Gouvernement : Changer la perception de Sihanoukville dans la presse

Singapour, Las Vegas ou encore Silicon Valley…Ce sont les modèles dont le gouvernement cambodgien dit vouloir s’inspirer pour la ville côtière de Sihanoukville, actuellement abondée par des investissements chinois massifs.

Des touristes chinois se détendent sur la plage d'Ochheuteal à Sihanoukville
Des touristes chinois se détendent sur la plage d’Ochheuteal à Sihanoukville

L’afflux d’immigrants et des finances fait suite à la visite au Cambodge en octobre 2016 du président chinois Xi Jinping.

Photo de Las Vegas

Le porte-parole du gouvernement, Phay Siphan, a donné lundi une conférence de presse de deux heures pour transmettre un message aux journalistes locaux. La raison ? Un certain mécontentement face aux investissements chinois massifs et à l’immigration associée à Sihanoukville se fait jour. Des milliards de dollars sont investis sur le marché immobilier et les casinos se multiplient pour répondre essentiellement aux besoins des touristes chinois.

“Vous savez quoi?”, a déclaré M. Siphan lors de la réunion de lundi. “Cela ne fait que huit mois depuis ma dernière visite dans la province de Preah Sihanouk et, lorsque j’y suis retourné, je me suis perdu tellement cela a changé”.

«J’ai parcouru les rues de la ville la nuit, c’est tout simplement une photo de Las Vegas», a-t-il ajouté.

Un Chinois faisant des courses dans un supermarché du centre commercial international de Min Hui, dans la province de Sihanoukville
Un Chinois faisant des courses dans un supermarché du centre commercial international de Min Hui, dans la province de Sihanoukville

M. Siphan a précisé que, tôt ou tard, la région deviendra un centre financier et technologique comme la Silicon Valley ou Singapour. Il appelle ainsi les médias à écrire des articles «positifs» sur le «phénomène de développement».

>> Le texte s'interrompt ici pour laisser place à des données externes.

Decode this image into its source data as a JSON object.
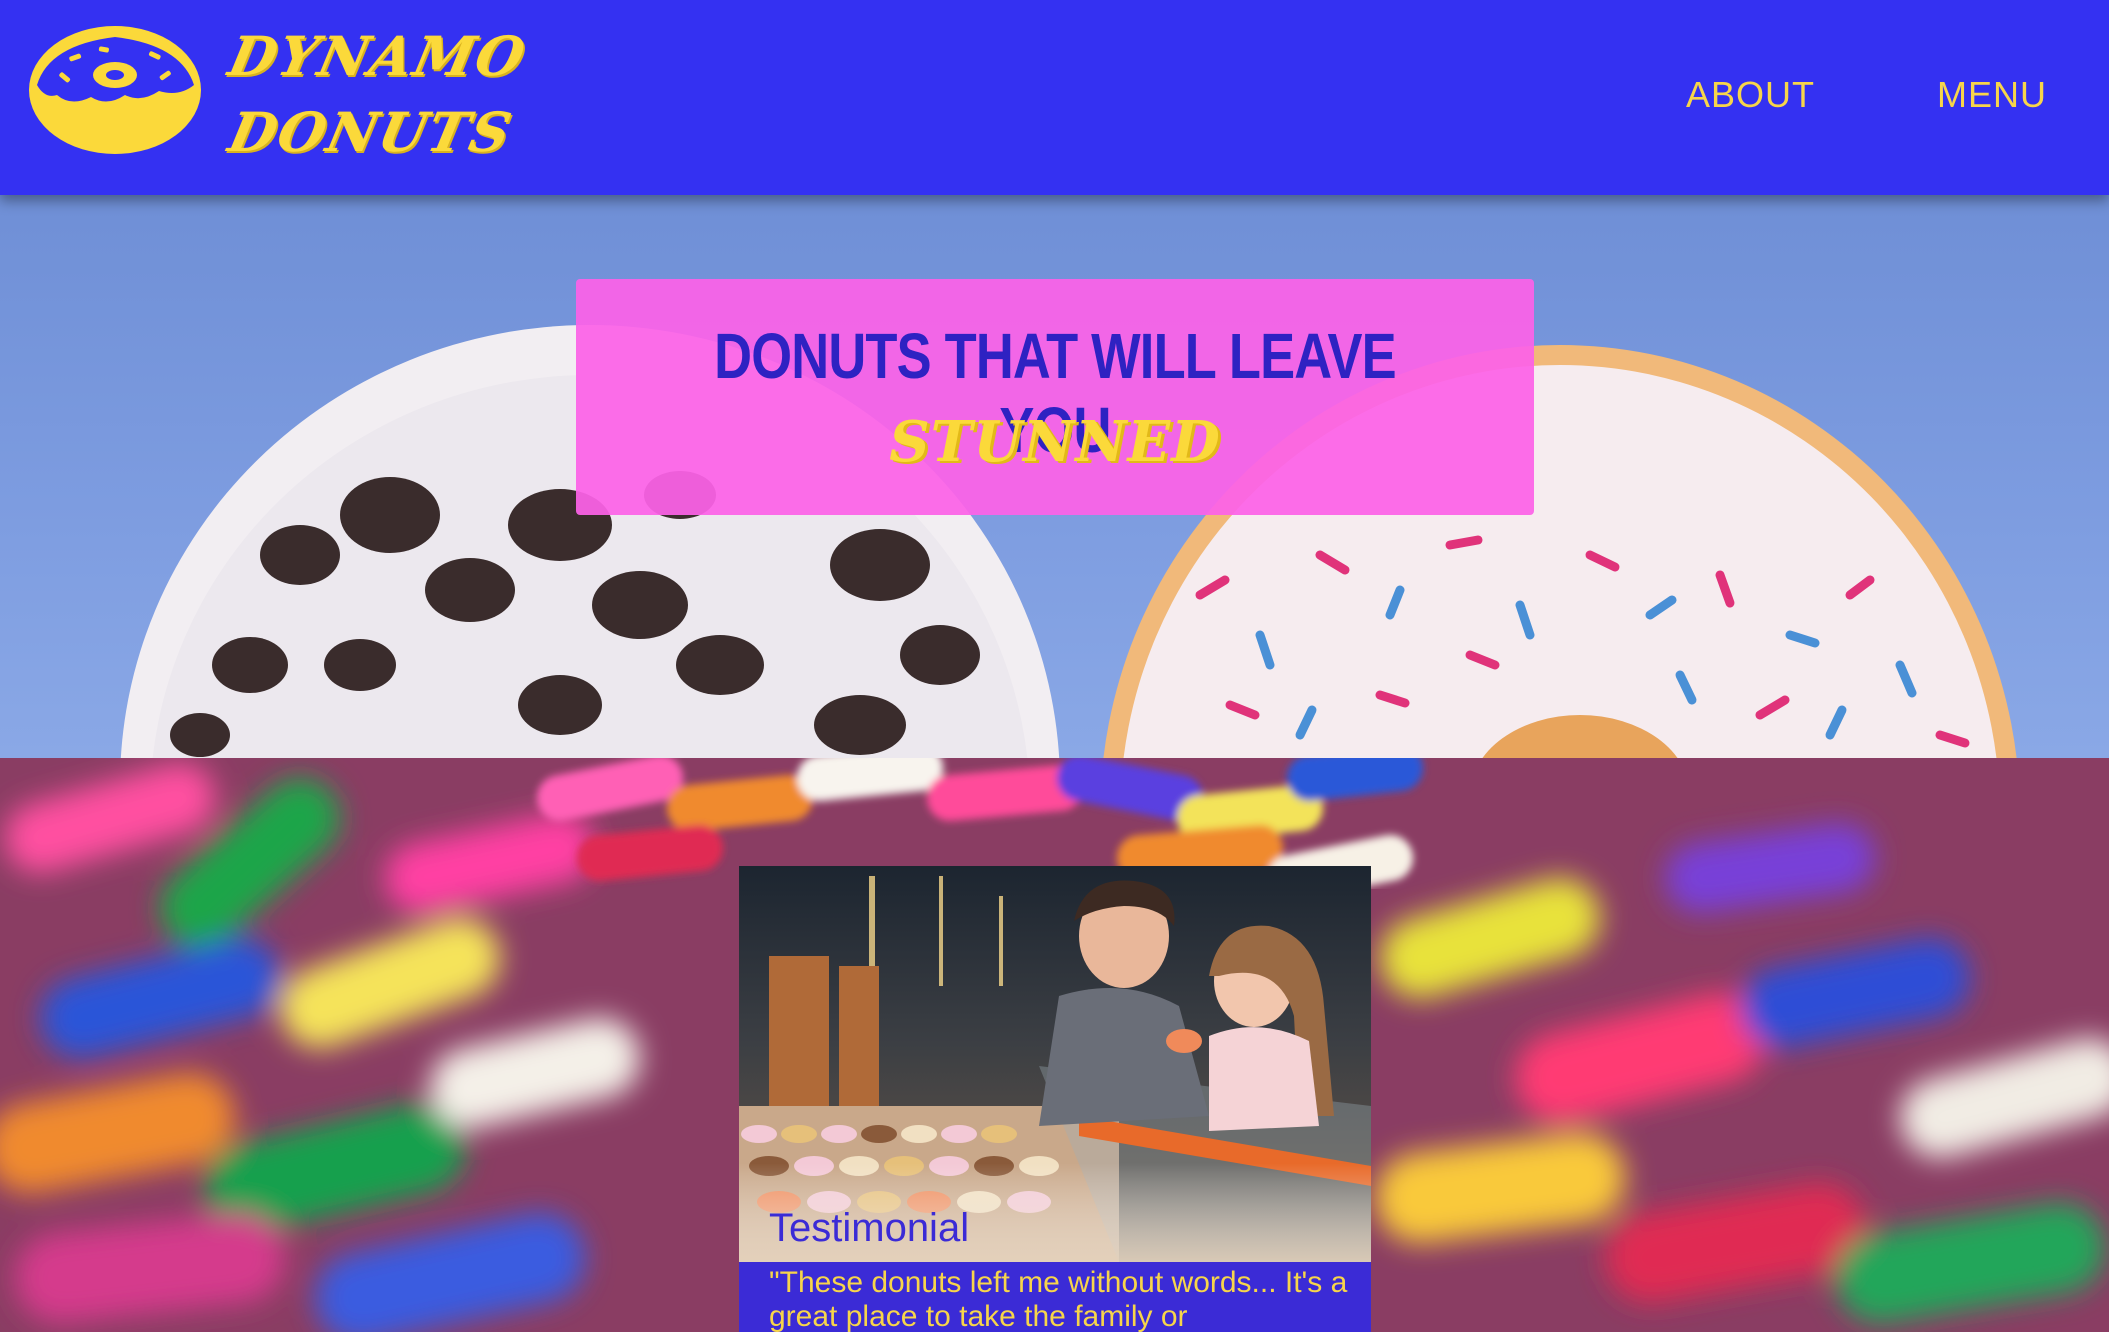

Sihanoukville “est une ville en développement avec le désir d’être une ville moderne, ce que j’appellerais une ville de miracles dont nous devrions être fiers en tant que Khmer”, a-t-il déclaré.

Transformation

La transformation rapide de Sihanoukville intervient dans le cadre d’une campagne mondiale contre l’Initiative Ceintures et Routes de la Chine, avec l’inquiétude que Pékin ne pratique la «diplomatie du piège de la dette». NDLR : Toutefois, ces observateurs oublient de mentionner que la dette africaine, par exemple, auprès de la Chine ne représente que 2% de la dette globale africaine. En septembre 2018, il faut rappeler que la Banque mondiale, le Fonds monétaire international et le Club de Paris sont les plus gros créanciers de l’Afrique, très loin devant la Chine. A rappeler également que le président chinois Xi Jinping a promis en 2018 d’annuler la dette de certains des pays les moins avancés d’Afrique.

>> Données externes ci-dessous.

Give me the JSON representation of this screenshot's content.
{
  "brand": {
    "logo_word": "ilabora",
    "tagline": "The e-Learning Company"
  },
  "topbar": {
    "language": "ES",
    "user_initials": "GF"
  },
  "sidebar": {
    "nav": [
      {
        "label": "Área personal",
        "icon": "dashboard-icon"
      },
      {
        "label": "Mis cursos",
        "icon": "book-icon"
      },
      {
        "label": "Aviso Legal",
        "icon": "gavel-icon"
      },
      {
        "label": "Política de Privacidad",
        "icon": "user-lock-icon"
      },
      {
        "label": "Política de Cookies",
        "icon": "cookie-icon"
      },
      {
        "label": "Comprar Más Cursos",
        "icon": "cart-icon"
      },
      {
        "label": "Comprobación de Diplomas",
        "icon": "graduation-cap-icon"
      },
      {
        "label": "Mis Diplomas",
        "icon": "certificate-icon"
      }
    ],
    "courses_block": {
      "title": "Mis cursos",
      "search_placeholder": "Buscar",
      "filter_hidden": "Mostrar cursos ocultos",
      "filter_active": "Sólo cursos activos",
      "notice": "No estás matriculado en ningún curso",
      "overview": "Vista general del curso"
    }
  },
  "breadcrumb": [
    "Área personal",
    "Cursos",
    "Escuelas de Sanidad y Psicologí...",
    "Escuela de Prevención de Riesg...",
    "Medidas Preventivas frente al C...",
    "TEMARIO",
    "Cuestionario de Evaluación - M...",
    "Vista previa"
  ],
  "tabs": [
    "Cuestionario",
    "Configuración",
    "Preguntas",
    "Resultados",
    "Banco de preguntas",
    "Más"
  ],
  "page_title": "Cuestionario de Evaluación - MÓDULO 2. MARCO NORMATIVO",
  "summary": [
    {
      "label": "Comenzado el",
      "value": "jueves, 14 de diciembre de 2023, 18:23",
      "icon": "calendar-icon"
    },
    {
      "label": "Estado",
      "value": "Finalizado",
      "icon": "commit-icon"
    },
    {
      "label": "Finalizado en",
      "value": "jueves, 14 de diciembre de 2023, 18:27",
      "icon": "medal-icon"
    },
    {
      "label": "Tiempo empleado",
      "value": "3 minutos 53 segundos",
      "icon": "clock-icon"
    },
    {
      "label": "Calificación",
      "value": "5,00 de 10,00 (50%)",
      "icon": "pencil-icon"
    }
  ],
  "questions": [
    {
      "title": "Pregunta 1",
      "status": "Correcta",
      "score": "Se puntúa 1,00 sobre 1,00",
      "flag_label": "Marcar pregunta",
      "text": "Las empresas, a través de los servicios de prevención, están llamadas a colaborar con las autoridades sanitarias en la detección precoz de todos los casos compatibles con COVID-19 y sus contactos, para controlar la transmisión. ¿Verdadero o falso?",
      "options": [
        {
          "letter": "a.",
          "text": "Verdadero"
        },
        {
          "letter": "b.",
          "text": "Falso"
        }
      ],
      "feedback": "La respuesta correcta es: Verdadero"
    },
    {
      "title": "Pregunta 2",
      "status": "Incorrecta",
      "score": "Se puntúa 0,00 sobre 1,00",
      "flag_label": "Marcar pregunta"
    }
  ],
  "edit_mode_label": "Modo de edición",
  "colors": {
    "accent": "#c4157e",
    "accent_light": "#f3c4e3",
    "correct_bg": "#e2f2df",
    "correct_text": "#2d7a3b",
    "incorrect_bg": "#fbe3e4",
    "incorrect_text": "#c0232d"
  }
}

NDLR : En 2017, le gouvernement cambodgien a emprunté 6,377 milliards de dollars sur une base bilatérale. De ce montant, 4,05 milliards de dollars proviennent de Chine, 1,235 milliard de dollars du Japon et 145 millions de dollars de France. Les autres pays prêteurs sont l’Inde (75,2 millions de dollars), la Corée du Sud (720 millions de dollars), la Malaisie (8,66 millions de dollars), la Thaïlande (95,48 millions de dollars) et le Vietnam (44,56 millions de dollars). Parmi les partenaires de développement multilatéraux, le Cambodge a emprunté au total 3,307 milliards de dollars. Pour en savoir plus sur la dette cambodgienne, cliquer ici…

Démentis

Des allégations selon lesquelles la Chine envisageait de transformer un port construit par l’une de ses sociétés publiques à Koh Kong en une base navale ont été catégoriquement démenties. Le porte-parole a qualifié de telles revendications de «campagne de diffamation».

Les touristes chinois ont représenté un tiers des 6,2 millions de visiteurs au Cambodge l’an dernier. À Sihanoukville, environ 90% des expatriés permanents seraient chinois.

Meas Ny, un analyste politique au Cambodge, a déclaré que les investissements chinois à grande échelle apportent des avantages. Mais, selon lui, ils mettent également en péril l’indépendance du pays. «Dans la plupart des projets de développement menés par des Chinois, le dialogue social n’a généralement pas lieu. Ils ne se soucient pas de poser des questions sur les préoccupations locales jusqu’à ce que qu’il y ait des impacts – et ils envisagent une solution plus tard. “, dit-il.